I sure didn't mean to point fingers - my Pitt comment was more a general call-to-tolerance than anything else. If it sounded any other way, I'm sorry.


----------



## Chiboymom (Jul 8, 2009)

You can try one of those retractable leashes...they give the dog a bit more freedom to scamper about, but ultimately you can pull them back in. Just need to be aware if the lock mechanisum is engaged or not. Glad you are both OK


----------



## bayoumah (Nov 30, 2010)

hi i felt so afraid for little cici as i read about her near escape from jaws so happy you found her


----------



## LearningLinda (Mar 19, 2011)

I'm glad that cici is alright.

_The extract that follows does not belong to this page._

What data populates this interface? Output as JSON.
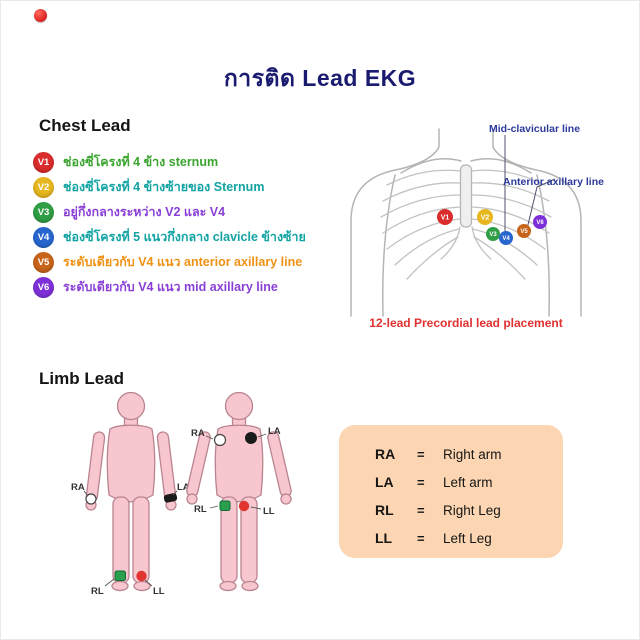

I'd be so upset at the other dog's irresponsible owner.


----------



## MyLittleCici (Oct 14, 2010)

I have a retractable lead now and it's great, although when I went out me and Cici's daily walk yesterday, she freaked out at EVERYTHING was so sad  it will take time but I hope she deals with this so we can have happy walks! x


----------



## cherper (May 8, 2009)

aw bless her! Bring yummy treats along mommy and every little bit give her some. This is what i did when i first started walking miss leila as she would put on the brakes  so it was encouraging to her and seemed to work. Good Luck!


----------